Unqualifizierte verdienen real laut Studie so viel wie Mitte der 80er-Jahre. Gewerkschafter sehen Ursache in Leiharbeit

Hamburg. Die Bilanz ist ernüchternd. Die Einkommensschere zwischen Gering- und Hochqualifizierten geht immer weiter auseinander. Während Akademiker, Handwerksmeister oder Beschäftigte mit Abitur in den vergangenen 20 Jahren real - also nach Abzug der Inflationsrate vom nominalen Lohnplus - deutlich mehr Geld verdienen, ist das Reallohnniveau der ungelernten Kräfte auf den Stand von 1985 zurückgefallen. "Deutschland gilt heute als eines der OECD-Länder mit dem höchsten Anstieg der Lohnungleichheit", erläutert der Direktor des Instituts für Arbeitsmarkt- und Berufsforschung (IAB), Joachim Möller, das Ergebnis der neuen Studie.

Dass Besserqualifizierte mehr verdienen als Menschen mit schlechterer oder gar keiner Ausbildung, ist nicht überraschend. Neu aber ist, dass die Gehaltsdifferenz zwischen den Berufsgruppen immer stärker auseinanderdriftet. In Zahlen heißt dies konkret: Im Jahr 1984 verdiente ein 40 Jahre alter Vollzeitbeschäftigter mit einer abgeschlossenen Lehre im Durchschnitt etwa 19 Prozent mehr als ein gleichaltriger Ungelernter.
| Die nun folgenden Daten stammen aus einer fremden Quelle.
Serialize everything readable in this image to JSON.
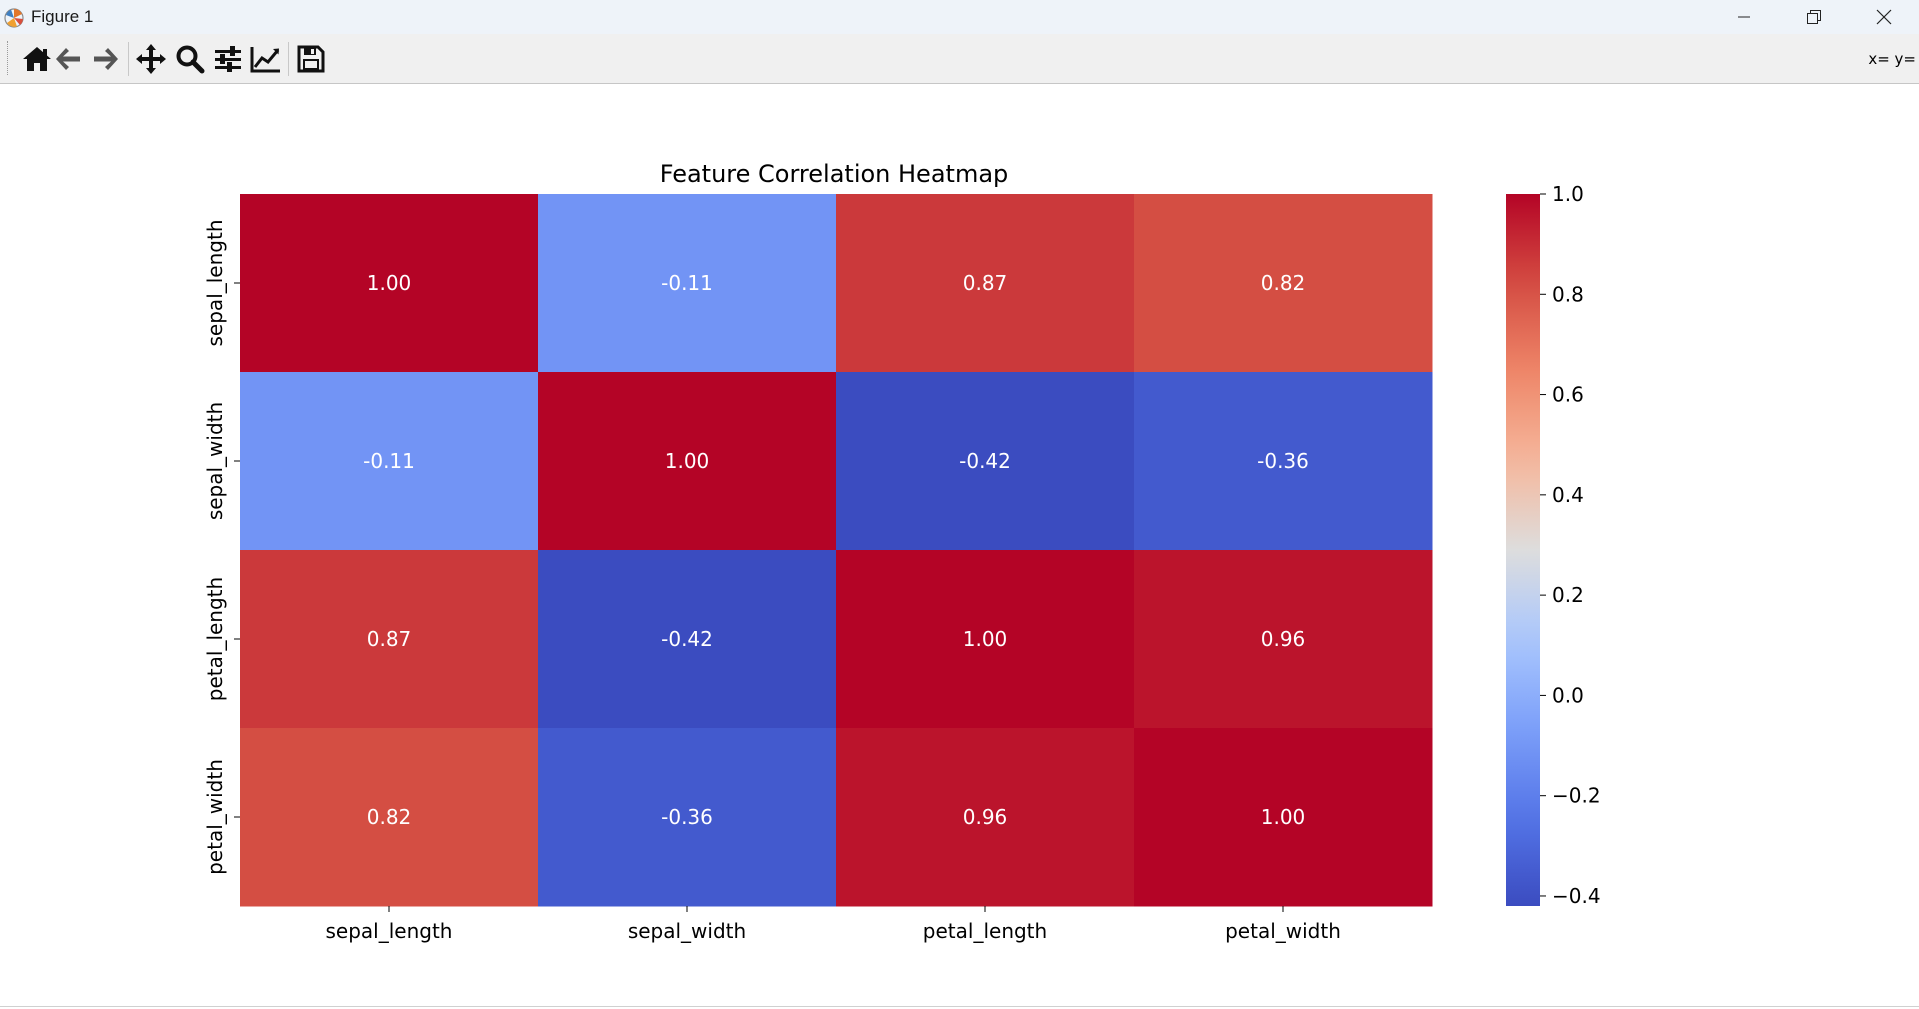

Bis zum Jahr 2008 hat sich diese Lohndifferenz jedoch bereits auf 27 Prozent erhöht. Wer neben einer Handwerkerlehre auch noch einen Meister absolvierte, verdient mittlerweile sogar 61,7 Prozent mehr, während es 1984 nur 36,9 Prozent im Vergleich zu den Geringqualifizierten waren.

Universitätsabsolventen sind wiederum die größten Gewinner. Kassierten sie im Schnitt Mitte der 80er-Jahre noch 112,6 Prozent mehr als Unqualifizierte, sind es nunmehr bereits 158,3 Prozent. Nur die Geringqualifizierten hatten nach Analyse des IAB das Nachsehen. "Der Durchschnittsverdiener in der untersten Ausbildungskategorie hat in den vergangenen 25 Jahren von der Zunahme des gesellschaftlichen Wandels nicht profitiert", sagt der IAB-Chef Möller. Insgesamt kletterten die Reallöhne von Beschäftigten mit Lehre seit Mitte der 80er-Jahre um sieben Prozent, die von Fachhochschulabsolventen um 17 Prozent, Handwerksmeister bekommen heute 18 Prozent und Akademiker 22 Prozent mehr.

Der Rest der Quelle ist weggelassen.